Standards already exist; the issue is whether countries will promise to follow them.
The agency has established safety guidelines covering such areas as plant siting, design, and operation. It has offered to conduct on-site reactor safety reviews by teams of it staff and outside experts. There is an agency reporting system through which countries may exchange information on plant malfunctions.
Thus far, however, nations have failed to reach an international agreement binding them to follow the agency's standards. Safety teams are sent only when requested. Exchange of information and use of the reporting system are purely voluntary.
A stronger system of international safety standards, together with a verification system to ensure compliance, would raise difficult technical and political issues. The cost will be high, and governments must be convinced the expense is justified. Moreover, growth in agency safety inspections must not detract from its vital nonproliferation safeguards, which verify that fuel at power plants is not diverted to make weapons.

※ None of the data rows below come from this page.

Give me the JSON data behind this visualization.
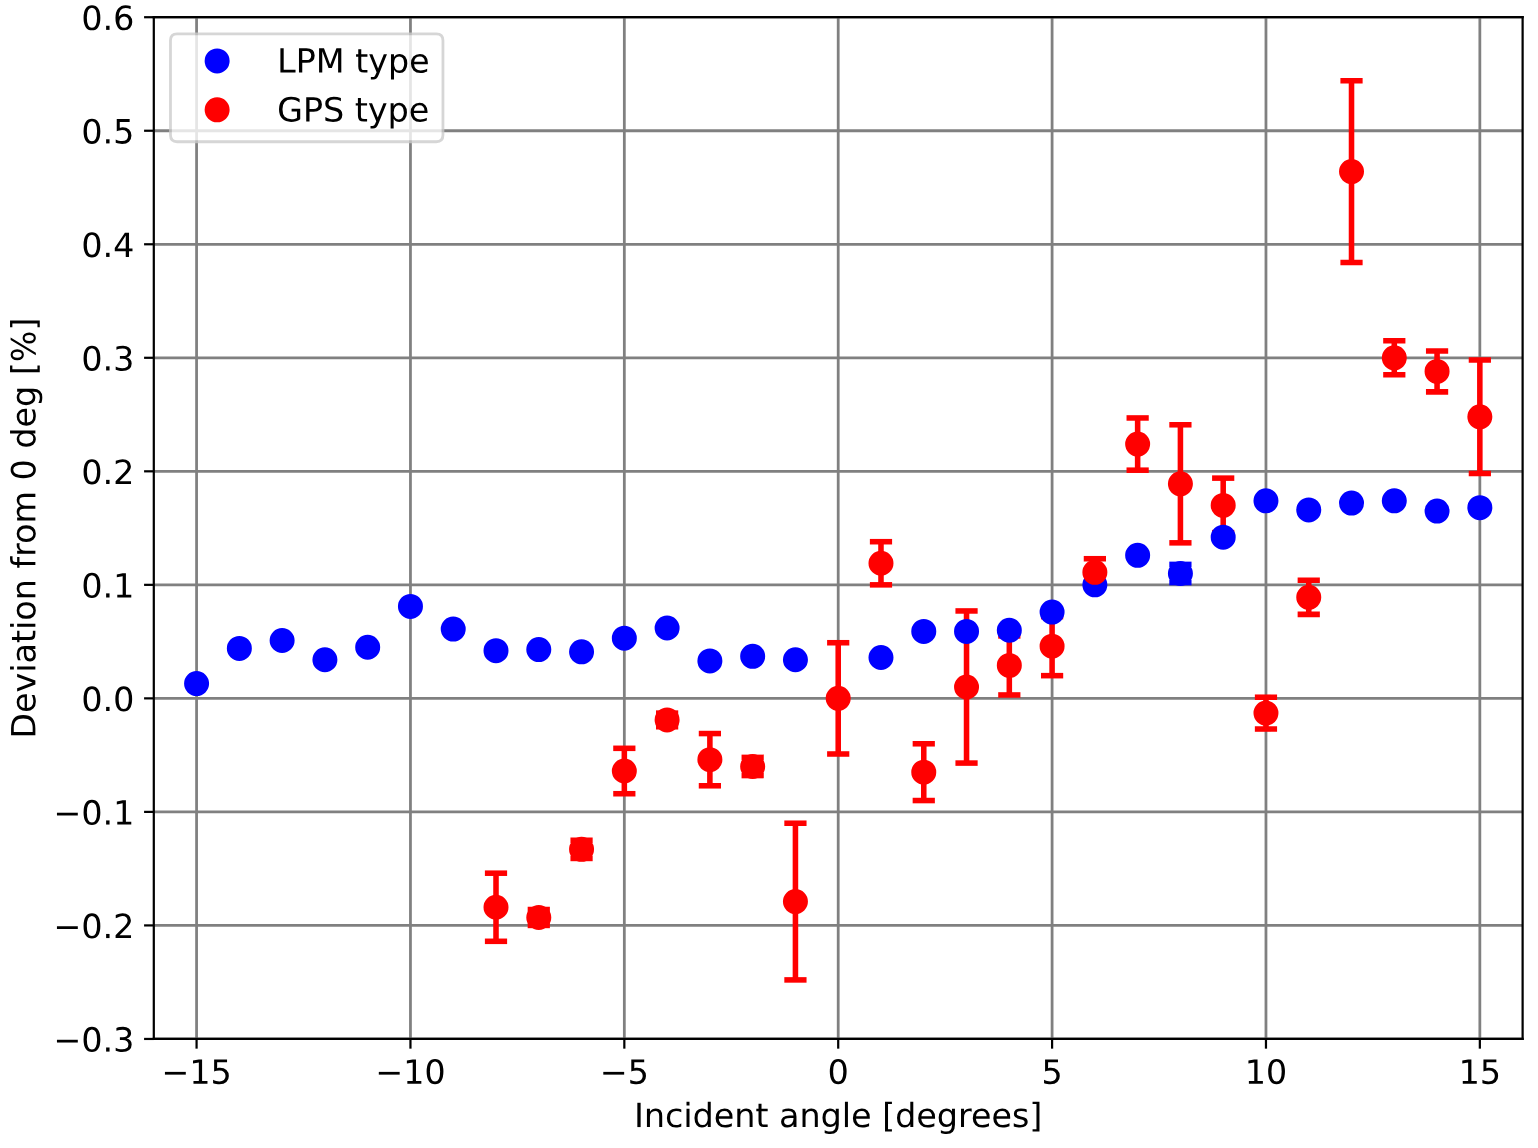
{
  "chart_data": {
    "type": "scatter",
    "xlabel": "Incident angle [degrees]",
    "ylabel": "Deviation from 0 deg [%]",
    "xlim": [
      -16,
      16
    ],
    "xticks": [
      {
        "value": -15,
        "label": "−15"
      },
      {
        "value": -10,
        "label": "−10"
      },
      {
        "value": -5,
        "label": "−5"
      },
      0,
      5,
      10,
      15
    ],
    "ylim": [
      -0.3,
      0.6
    ],
    "yticks": [
      {
        "value": -0.3,
        "label": "−0.3"
      },
      {
        "value": -0.2,
        "label": "−0.2"
      },
      {
        "value": -0.1,
        "label": "−0.1"
      },
      {
        "value": 0,
        "label": "0.0"
      },
      0.1,
      0.2,
      0.3,
      0.4,
      0.5,
      0.6
    ],
    "grid": true,
    "legend": "top left",
    "marker": "circle",
    "series": [
      {
        "name": "LPM type",
        "color": "#0000ff",
        "x": [
          -15,
          -14,
          -13,
          -12,
          -11,
          -10,
          -9,
          -8,
          -7,
          -6,
          -5,
          -4,
          -3,
          -2,
          -1,
          0,
          1,
          2,
          3,
          4,
          5,
          6,
          7,
          8,
          9,
          10,
          11,
          12,
          13,
          14,
          15
        ],
        "values": [
          0.013,
          0.044,
          0.051,
          0.034,
          0.045,
          0.081,
          0.061,
          0.042,
          0.043,
          0.041,
          0.053,
          0.062,
          0.033,
          0.037,
          0.034,
          null,
          0.036,
          0.059,
          0.059,
          0.06,
          0.076,
          0.1,
          0.126,
          0.11,
          0.142,
          0.174,
          0.166,
          0.172,
          0.174,
          0.165,
          0.168
        ],
        "errors": [
          null,
          null,
          null,
          null,
          null,
          null,
          null,
          null,
          null,
          null,
          null,
          null,
          null,
          null,
          null,
          null,
          null,
          null,
          null,
          null,
          null,
          null,
          null,
          0.008,
          null,
          null,
          null,
          null,
          null,
          null,
          null
        ]
      },
      {
        "name": "GPS type",
        "color": "#ff0000",
        "x": [
          -8,
          -7,
          -6,
          -5,
          -4,
          -3,
          -2,
          -1,
          0,
          1,
          2,
          3,
          4,
          5,
          6,
          7,
          8,
          9,
          10,
          11,
          12,
          13,
          14,
          15
        ],
        "values": [
          -0.184,
          -0.193,
          -0.133,
          -0.064,
          -0.019,
          -0.054,
          -0.06,
          -0.179,
          0.0,
          0.119,
          -0.065,
          0.01,
          0.029,
          0.046,
          0.111,
          0.224,
          0.189,
          0.17,
          -0.013,
          0.089,
          0.464,
          0.3,
          0.288,
          0.248
        ],
        "errors": [
          0.03,
          0.007,
          0.008,
          0.02,
          0.006,
          0.023,
          0.008,
          0.069,
          0.049,
          0.019,
          0.025,
          0.067,
          0.026,
          0.026,
          0.012,
          0.023,
          0.052,
          0.024,
          0.014,
          0.015,
          0.08,
          0.015,
          0.018,
          0.05
        ]
      }
    ]
  }
}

Delegates at the conferences now under way should go at these issues and determine how rapidly the agency can expand its capacity and authority to deal with nuclear safety. The superpowers must take the lead in this process.

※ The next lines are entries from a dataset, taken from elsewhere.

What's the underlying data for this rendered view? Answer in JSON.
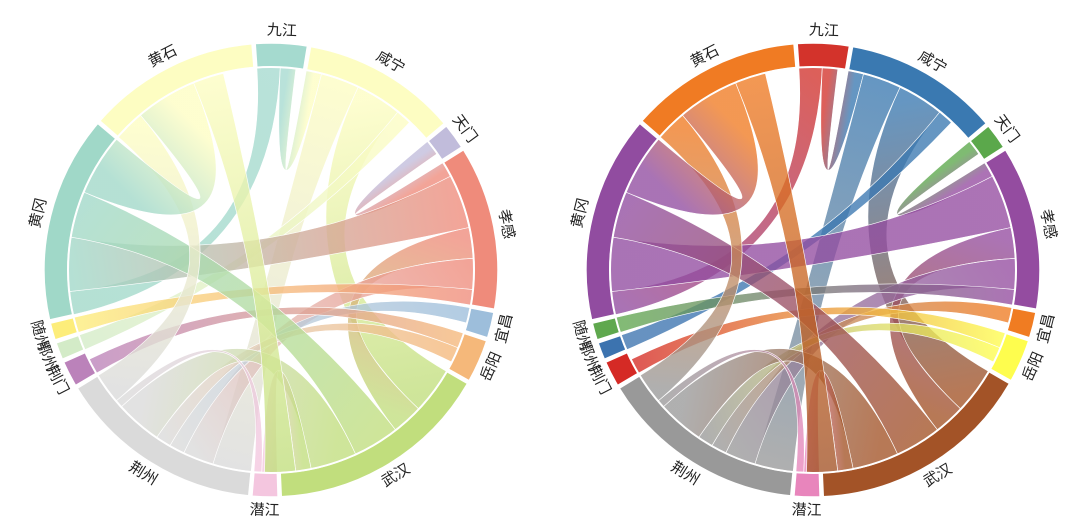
{
  "chart_data": {
    "type": "chord",
    "regions": [
      "九江",
      "咸宁",
      "天门",
      "孝感",
      "宜昌",
      "岳阳",
      "武汉",
      "潜江",
      "荆州",
      "荆门",
      "鄂州",
      "随州",
      "黄冈",
      "黄石"
    ],
    "arc_sizes": [
      6,
      18,
      3,
      19,
      3,
      5,
      26,
      3,
      24,
      3,
      2,
      2,
      24,
      20
    ],
    "charts": [
      {
        "name": "chord-pastel",
        "palette": [
          "#A5DACF",
          "#FDFDC2",
          "#C1BCDB",
          "#EF8B7B",
          "#9DBEDB",
          "#F5B87A",
          "#C1DE7D",
          "#F4C6DF",
          "#DADADA",
          "#BB82BA",
          "#D3EBC7",
          "#FDED7A",
          "#A0D8C8",
          "#FDFDC2"
        ]
      },
      {
        "name": "chord-vivid",
        "palette": [
          "#D3332B",
          "#3A79B1",
          "#5BA84B",
          "#944CA0",
          "#F07C22",
          "#FEFD4E",
          "#A35327",
          "#E885BC",
          "#999999",
          "#D52A25",
          "#3C73AF",
          "#5FA84E",
          "#914CA0",
          "#F07B23"
        ]
      }
    ],
    "flows": [
      {
        "source": "九江",
        "target": "黄冈",
        "value": 3
      },
      {
        "source": "九江",
        "target": "咸宁",
        "value": 2
      },
      {
        "source": "咸宁",
        "target": "荆州",
        "value": 5
      },
      {
        "source": "咸宁",
        "target": "武汉",
        "value": 6
      },
      {
        "source": "咸宁",
        "target": "鄂州",
        "value": 2
      },
      {
        "source": "天门",
        "target": "孝感",
        "value": 2
      },
      {
        "source": "孝感",
        "target": "黄冈",
        "value": 7
      },
      {
        "source": "孝感",
        "target": "武汉",
        "value": 4
      },
      {
        "source": "孝感",
        "target": "荆州",
        "value": 4
      },
      {
        "source": "孝感",
        "target": "随州",
        "value": 2
      },
      {
        "source": "宜昌",
        "target": "荆州",
        "value": 2
      },
      {
        "source": "岳阳",
        "target": "荆门",
        "value": 2
      },
      {
        "source": "岳阳",
        "target": "荆州",
        "value": 2
      },
      {
        "source": "武汉",
        "target": "黄冈",
        "value": 6
      },
      {
        "source": "武汉",
        "target": "荆州",
        "value": 6
      },
      {
        "source": "潜江",
        "target": "武汉",
        "value": 2
      },
      {
        "source": "潜江",
        "target": "荆州",
        "value": 1
      },
      {
        "source": "荆州",
        "target": "黄石",
        "value": 4
      },
      {
        "source": "黄冈",
        "target": "黄石",
        "value": 8
      },
      {
        "source": "黄石",
        "target": "武汉",
        "value": 4
      }
    ]
  }
}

Recent events in Vienna, Stockholm, and elsewhere justify optimism that they will assert such leadership. The US and the Soviet Union have been major supporters of the energy agency, and their joint backing has solidified in the aftermath of Chernobyl. American and Soviet leaders have called for a greater international effort to improve safety in national nuclear programs.
Both nations have agreed to on-site inspections of the dismantling of facilities that produce chemical weapons. During recent negotiations on European confidence-building measures, the parties accepted the principle of limited on-site inspections of internal military activities.
A recent US-Soviet nuclear safety research protocol will permit reciprocal on-site visits to selected nuclear installations in each country next year.
The Chernobyl accident has internationalized the peaceful atom. It has demonstrated that ``a nuclear accident anywhere is a nuclear accident everywhere.'' By submitting a detailed report on the incident to the world community, and by agreeing to accept the two conventions on the mitigation of future accidents, the Soviet Union has exhibited unusual candor and a willingness to cooperate in the improvement of international nuclear safety.
Despite deep superpower disagreement on other issues, let us hope that this cooperative spirit between the US and the Soviet Union in nuclear safety continues to grow, so that the international effort to deal with a painful accident results in genuine progress toward greater peace and security for all nations.
Thad Cochran, a Republican senator from Mississippi, is chairman of the Governmental Affairs Subcommittee on Energy, Nuclear Proliferation, and Government Processes.